As macaque has 128 intra-species consistent 3-hinges, 128 inter-species corresponding 3-hinges were identified in the human brain. The correspondences are visualized in Fig. 3(a). Streamline fibers connecting these 3-hinges on example subjects of both species are in Fig. 3(b). The connective matrices average within species are shown in Fig. 3(c) as well. The cross-species similarity is observable with regard to the fiber bundle morphologies in Fig. 3(b) and connective pattern highlighted by red boxes in Fig. 3(c). The inter-individual and inter-species similarity of the connective matrices are shown in Fig. 3(d). On average, the inter-species similarity, averaged over the off-diagonal-line block, is 0.08 ± 0.06, and the intra-species similarity for human is 0.23 ± 0.20. The intra-species similarity for macaque is the same as the one in Sect. 3.1. These results outperform those based on spherical registration method: 0.05 ± 0.09 for the inter-species similarity and 0.09 ± 0.12 for the intra-species on human brains.

Fig. 3.
figure 3

(a) Species-preserved 3-hinges with the corresponding IDs; (b) streamline fibers connecting the 3-hinges in (a) on example subjects; (c) the structural connective matrix averaged over subjects within species. Red boxes highlighted the similarity between two species while white boxes highlight the differences; (d) the inter-individual and cross-species similarity of connective matrices of these 3-hinges in (a). For the ease of visualization, diagonal blocks (intra-species similarity) and off-diagonal-line blocks (inter-species similarity) are at different color scales.
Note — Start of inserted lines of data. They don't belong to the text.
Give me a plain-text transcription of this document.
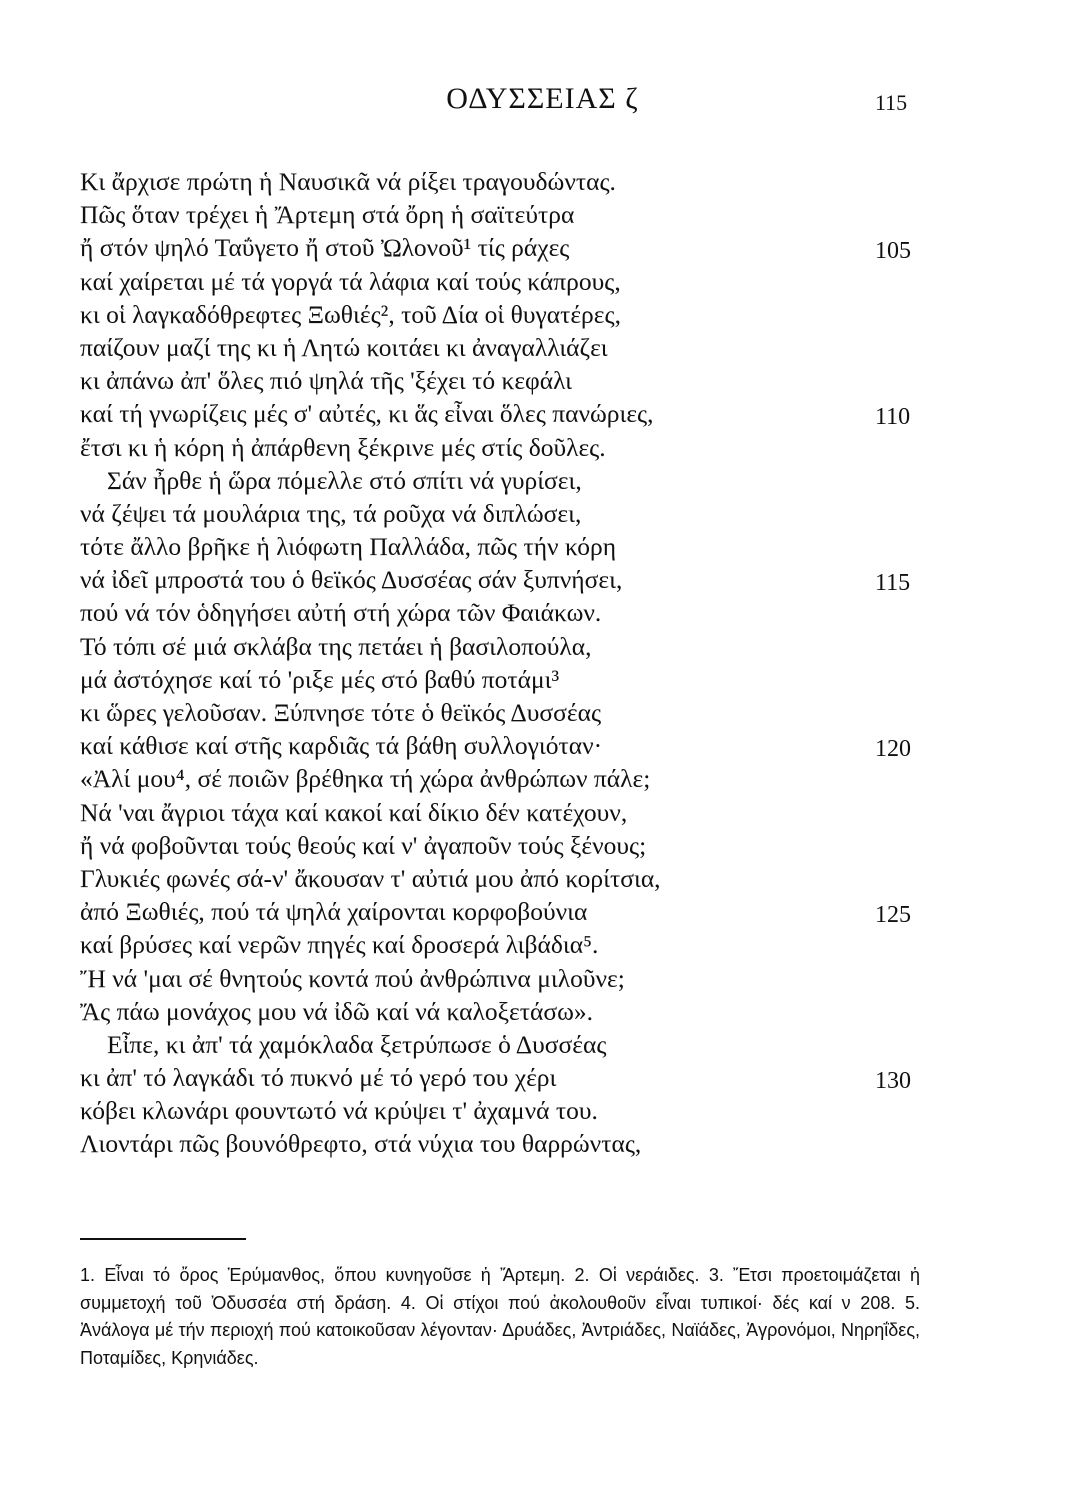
ΟΔΥΣΣΕΙΑΣ ζ	115
Κι ἄρχισε πρώτη ἡ Ναυσικᾶ νά ρίξει τραγουδώντας.
Πῶς ὅταν τρέχει ἡ Ἄρτεμη στά ὄρη ἡ σαϊτεύτρα
ἤ στόν ψηλό Ταΰγετο ἤ στοῦ Ὠλονοῦ¹ τίς ράχες	105
καί χαίρεται μέ τά γοργά τά λάφια καί τούς κάπρους,
κι οἱ λαγκαδόθρεφτες Ξωθιές², τοῦ Δία οἱ θυγατέρες,
παίζουν μαζί της κι ἡ Λητώ κοιτάει κι ἀναγαλλιάζει
κι ἀπάνω ἀπ' ὅλες πιό ψηλά τῆς 'ξέχει τό κεφάλι
καί τή γνωρίζεις μές σ' αὐτές, κι ἅς εἶναι ὅλες πανώριες,	110
ἔτσι κι ἡ κόρη ἡ ἀπάρθενη ξέκρινε μές στίς δοῦλες.
Σάν ἦρθε ἡ ὥρα πόμελλε στό σπίτι νά γυρίσει,
νά ζέψει τά μουλάρια της, τά ροῦχα νά διπλώσει,
τότε ἄλλο βρῆκε ἡ λιόφωτη Παλλάδα, πῶς τήν κόρη
νά ἰδεῖ μπροστά του ὁ θεϊκός Δυσσέας σάν ξυπνήσει,	115
πού νά τόν ὁδηγήσει αὐτή στή χώρα τῶν Φαιάκων.
Τό τόπι σέ μιά σκλάβα της πετάει ἡ βασιλοπούλα,
μά ἀστόχησε καί τό 'ριξε μές στό βαθύ ποτάμι³
κι ὥρες γελοῦσαν. Ξύπνησε τότε ὁ θεϊκός Δυσσέας
καί κάθισε καί στῆς καρδιᾶς τά βάθη συλλογιόταν·	120
«Ἀλί μου⁴, σέ ποιῶν βρέθηκα τή χώρα ἀνθρώπων πάλε;
Νά 'ναι ἄγριοι τάχα καί κακοί καί δίκιο δέν κατέχουν,
ἤ νά φοβοῦνται τούς θεούς καί ν' ἀγαποῦν τούς ξένους;
Γλυκιές φωνές σά-ν' ἄκουσαν τ' αὐτιά μου ἀπό κορίτσια,
ἀπό Ξωθιές, πού τά ψηλά χαίρονται κορφοβούνια	125
καί βρύσες καί νερῶν πηγές καί δροσερά λιβάδια⁵.
Ἤ νά 'μαι σέ θνητούς κοντά πού ἀνθρώπινα μιλοῦνε;
Ἄς πάω μονάχος μου νά ἰδῶ καί νά καλοξετάσω».
Εἶπε, κι ἀπ' τά χαμόκλαδα ξετρύπωσε ὁ Δυσσέας
κι ἀπ' τό λαγκάδι τό πυκνό μέ τό γερό του χέρι	130
κόβει κλωνάρι φουντωτό νά κρύψει τ' ἀχαμνά του.
Λιοντάρι πῶς βουνόθρεφτο, στά νύχια του θαρρώντας,
1. Εἶναι τό ὄρος Ἐρύμανθος, ὅπου κυνηγοῦσε ἡ Ἄρτεμη. 2. Οἱ νεράιδες. 3. Ἔτσι προετοιμάζεται ἡ συμμετοχή τοῦ Ὀδυσσέα στή δράση. 4. Οἱ στίχοι πού ἀκολουθοῦν εἶναι τυπικοί· δές καί ν 208. 5. Ἀνάλογα μέ τήν περιοχή πού κατοικοῦσαν λέγονταν· Δρυάδες, Ἀντριάδες, Ναϊάδες, Ἀγρονόμοι, Νηρηΐδες, Ποταμίδες, Κρηνιάδες.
The identified species-preserved 3-hinges and connective fibers are in line with previous reports [1, 2]. For example, the red boxes highlighted species-preserved blocks #1 and #3 that are the ipsilateral and contralateral connections within temporal lobe and occipital lobe. Blocks #2 and #4 are the ipsilateral and contralateral connections within frontal lobe and parietal lobe. Blocks #5 highlight the connections between temporal lobe and the contralateral temporal pole. Blocks #6 highlight the ipsilateral connections between temporal lobe and inferior frontal lobe/parietal lobe. Blocks #5 and #6 are unique for humans.

4 Conclusion

We present a framework to establish cross-species correspondence for cortical 3-hinges in terms of their structural connective patterns, which is in line with previous reports, suggesting that they can be used as landmarks for cross-species alignment. This work could reveal the relation between cortical convolution and structural connection across species, shedding new light to comparative neuroscience studies of primate species.